No dia 31 de Outubro, o Vice-presidente do CSMJ apelou ao Ministério do Interior para que deslocasse forças para as instalações do Supremo Tribunal de Justiça, para obrigar o Presidente do Supremo Tribunal a cumprir a decisão do CSMJ, depois de este ter tentado suspender os magistrados que participaram na sessão extraordinária que o suspendeu. Em 6 de Novembro, o Presidente do Supremo Tribunal demitiu-se através de uma carta aberta, indicando como motivos a segurança e as condições psicológicas.
“Uma crise desta magnitude no Supremo Tribunal limita o acesso de todos à justiça”, disse Satterthwaite. “Pode ter impacto na possibilidade de recurso em casos civis e penais, bem como noutras funções essenciais do poder judicial, e corrói as salvaguardas em vigor para garantir o devido processo e a protecção dos direitos humanos.”
“Continuo a acompanhar a situação, e os recentes acontecimentos no país, que incluem relatos de tiros em Bissau no dia 1 de Dezembro, apenas reforçam a minha mensagem urgente”, disse o especialista da ONU.
A Relatora Especial tem estado em contacto com o Governo da Guiné-Bissau sobre as suas preocupações.
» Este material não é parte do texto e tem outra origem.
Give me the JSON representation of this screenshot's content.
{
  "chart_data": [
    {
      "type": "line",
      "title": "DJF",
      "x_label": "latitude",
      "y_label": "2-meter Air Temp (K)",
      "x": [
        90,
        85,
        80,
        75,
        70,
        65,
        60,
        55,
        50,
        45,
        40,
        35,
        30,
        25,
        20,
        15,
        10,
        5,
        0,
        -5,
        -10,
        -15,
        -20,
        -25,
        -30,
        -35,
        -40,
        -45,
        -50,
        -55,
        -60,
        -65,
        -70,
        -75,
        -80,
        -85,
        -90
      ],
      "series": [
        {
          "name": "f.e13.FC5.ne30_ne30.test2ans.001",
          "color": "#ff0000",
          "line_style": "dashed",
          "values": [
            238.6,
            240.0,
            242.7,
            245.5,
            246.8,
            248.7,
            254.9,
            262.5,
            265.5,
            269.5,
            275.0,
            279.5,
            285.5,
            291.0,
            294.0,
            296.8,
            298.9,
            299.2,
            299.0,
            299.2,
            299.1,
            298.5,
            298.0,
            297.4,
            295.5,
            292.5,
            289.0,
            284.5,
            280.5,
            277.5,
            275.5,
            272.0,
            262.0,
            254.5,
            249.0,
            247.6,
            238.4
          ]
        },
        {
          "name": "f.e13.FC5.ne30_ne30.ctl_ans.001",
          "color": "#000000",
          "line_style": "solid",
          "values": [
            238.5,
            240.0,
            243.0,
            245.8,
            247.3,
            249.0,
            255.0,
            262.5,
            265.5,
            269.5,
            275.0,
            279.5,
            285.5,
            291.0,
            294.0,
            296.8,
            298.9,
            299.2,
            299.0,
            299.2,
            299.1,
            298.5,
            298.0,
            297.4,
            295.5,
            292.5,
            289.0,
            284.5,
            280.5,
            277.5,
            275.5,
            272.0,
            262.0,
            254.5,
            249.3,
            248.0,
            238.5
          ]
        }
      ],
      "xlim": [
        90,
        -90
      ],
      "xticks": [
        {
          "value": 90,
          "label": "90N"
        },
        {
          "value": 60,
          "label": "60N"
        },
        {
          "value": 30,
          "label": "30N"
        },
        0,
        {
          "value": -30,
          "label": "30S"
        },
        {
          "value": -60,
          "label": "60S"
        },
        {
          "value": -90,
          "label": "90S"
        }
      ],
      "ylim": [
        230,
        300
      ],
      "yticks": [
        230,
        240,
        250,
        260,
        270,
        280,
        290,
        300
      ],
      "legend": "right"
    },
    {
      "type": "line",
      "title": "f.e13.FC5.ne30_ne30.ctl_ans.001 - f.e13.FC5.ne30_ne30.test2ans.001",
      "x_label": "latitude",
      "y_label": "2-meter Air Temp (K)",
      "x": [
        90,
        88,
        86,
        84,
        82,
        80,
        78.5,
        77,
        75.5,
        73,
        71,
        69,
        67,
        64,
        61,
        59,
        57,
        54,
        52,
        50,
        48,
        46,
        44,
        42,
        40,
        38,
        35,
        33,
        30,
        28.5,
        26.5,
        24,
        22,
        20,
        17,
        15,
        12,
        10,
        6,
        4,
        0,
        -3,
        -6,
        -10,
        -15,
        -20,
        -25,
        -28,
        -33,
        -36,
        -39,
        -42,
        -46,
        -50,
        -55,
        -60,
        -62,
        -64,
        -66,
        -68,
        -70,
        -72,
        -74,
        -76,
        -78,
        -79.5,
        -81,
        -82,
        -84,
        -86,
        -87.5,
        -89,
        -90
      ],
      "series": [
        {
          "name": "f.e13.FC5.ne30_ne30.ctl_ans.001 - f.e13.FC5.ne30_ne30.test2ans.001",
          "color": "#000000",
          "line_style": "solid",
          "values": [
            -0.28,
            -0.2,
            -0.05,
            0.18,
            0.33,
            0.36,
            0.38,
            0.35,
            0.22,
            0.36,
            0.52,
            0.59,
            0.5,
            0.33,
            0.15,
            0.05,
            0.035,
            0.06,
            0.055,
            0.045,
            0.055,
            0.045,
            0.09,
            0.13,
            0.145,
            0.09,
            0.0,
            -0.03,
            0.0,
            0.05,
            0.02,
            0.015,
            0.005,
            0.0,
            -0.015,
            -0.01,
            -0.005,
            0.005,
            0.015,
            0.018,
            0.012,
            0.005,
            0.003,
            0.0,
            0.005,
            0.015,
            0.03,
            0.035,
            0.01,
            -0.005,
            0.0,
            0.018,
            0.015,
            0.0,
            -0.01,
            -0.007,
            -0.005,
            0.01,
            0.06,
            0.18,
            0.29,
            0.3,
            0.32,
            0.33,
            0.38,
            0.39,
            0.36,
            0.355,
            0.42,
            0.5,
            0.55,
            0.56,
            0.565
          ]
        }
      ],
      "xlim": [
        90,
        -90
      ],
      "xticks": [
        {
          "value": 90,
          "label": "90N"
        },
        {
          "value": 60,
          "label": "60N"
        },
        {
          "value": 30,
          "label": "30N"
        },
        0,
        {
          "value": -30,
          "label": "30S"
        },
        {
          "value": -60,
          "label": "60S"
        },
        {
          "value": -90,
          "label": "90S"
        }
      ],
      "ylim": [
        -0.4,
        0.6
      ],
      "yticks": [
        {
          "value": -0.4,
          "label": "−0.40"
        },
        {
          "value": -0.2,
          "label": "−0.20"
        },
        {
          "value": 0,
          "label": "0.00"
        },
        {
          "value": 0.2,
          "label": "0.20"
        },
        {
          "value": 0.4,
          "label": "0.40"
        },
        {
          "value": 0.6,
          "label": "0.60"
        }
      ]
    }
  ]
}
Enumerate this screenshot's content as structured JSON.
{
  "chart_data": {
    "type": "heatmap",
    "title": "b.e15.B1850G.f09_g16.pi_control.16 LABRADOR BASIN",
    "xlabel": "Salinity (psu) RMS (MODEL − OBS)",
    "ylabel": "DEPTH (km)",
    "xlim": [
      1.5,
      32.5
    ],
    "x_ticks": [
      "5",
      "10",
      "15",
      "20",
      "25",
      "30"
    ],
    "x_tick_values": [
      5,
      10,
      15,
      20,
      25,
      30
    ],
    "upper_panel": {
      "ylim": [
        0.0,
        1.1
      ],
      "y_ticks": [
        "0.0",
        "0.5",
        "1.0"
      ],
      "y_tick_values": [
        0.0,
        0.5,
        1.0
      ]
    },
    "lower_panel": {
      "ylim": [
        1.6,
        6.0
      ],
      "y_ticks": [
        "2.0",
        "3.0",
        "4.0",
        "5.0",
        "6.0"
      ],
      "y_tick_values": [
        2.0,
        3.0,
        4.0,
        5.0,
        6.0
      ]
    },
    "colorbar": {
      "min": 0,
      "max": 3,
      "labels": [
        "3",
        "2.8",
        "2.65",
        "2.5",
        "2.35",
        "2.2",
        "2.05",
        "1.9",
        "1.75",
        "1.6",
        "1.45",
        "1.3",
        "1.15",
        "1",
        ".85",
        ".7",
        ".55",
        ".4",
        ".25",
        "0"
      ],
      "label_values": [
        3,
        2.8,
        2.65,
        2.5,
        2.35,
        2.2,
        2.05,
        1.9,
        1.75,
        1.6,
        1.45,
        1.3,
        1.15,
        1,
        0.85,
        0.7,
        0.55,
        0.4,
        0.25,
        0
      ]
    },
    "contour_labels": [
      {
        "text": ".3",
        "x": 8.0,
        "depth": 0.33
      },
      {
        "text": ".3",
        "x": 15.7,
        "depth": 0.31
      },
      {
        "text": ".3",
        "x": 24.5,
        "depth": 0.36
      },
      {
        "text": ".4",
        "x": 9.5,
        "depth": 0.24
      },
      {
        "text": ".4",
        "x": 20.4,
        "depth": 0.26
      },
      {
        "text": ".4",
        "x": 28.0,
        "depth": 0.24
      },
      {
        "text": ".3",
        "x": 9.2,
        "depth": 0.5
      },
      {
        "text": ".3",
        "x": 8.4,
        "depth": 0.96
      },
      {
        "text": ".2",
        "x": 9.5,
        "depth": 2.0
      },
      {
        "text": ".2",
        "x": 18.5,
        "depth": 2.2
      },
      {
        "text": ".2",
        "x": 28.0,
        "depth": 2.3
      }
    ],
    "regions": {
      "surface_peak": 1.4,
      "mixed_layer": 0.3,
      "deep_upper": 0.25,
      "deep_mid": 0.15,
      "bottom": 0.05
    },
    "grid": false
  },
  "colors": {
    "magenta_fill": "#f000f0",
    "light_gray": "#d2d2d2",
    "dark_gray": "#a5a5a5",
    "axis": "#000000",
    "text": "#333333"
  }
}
NOTA: Margaret Satterthwaite foi nomeada Relatora Especial das Nações Unidas sobre a independência de juízes e advogados pelo Conselho de Direitos Humanos em outubro de 2022. A professora Satterthwaite é uma acadêmica e profissional internacional de direitos humanos com décadas de experiência na área. Ela é professora de Direito Clínico na Faculdade de Direito da Universidade de Nova York, onde dirige a Clínica de Empoderamento Legal e Independência Judicial e atua como diretora docente do Instituto Robert e Helen Bernstein de Direitos Humanos e do Centro de Direitos Humanos e Justiça Global. Os Relatores Especiais, Peritos Independentes e Grupos de Trabalho fazem parte do que é conhecido como Procedimentos Especiais do Conselho de Direitos Humanos. Procedimentos Especiais, o maior órgão de peritos independentes no sistema de Direitos Humanos da ONU, é o nome genérico dos mecanismos independentes de apuramento de factos e monitorização do Conselho que abordam situações específicas de países ou questões temáticas em todas as partes do mundo. Os peritos dos Procedimentos Especiais trabalham de forma voluntária; eles não são funcionários da ONU e não recebem salário pelo seu trabalho. Eles são independentes de qualquer governo ou organização e atuam a título individual.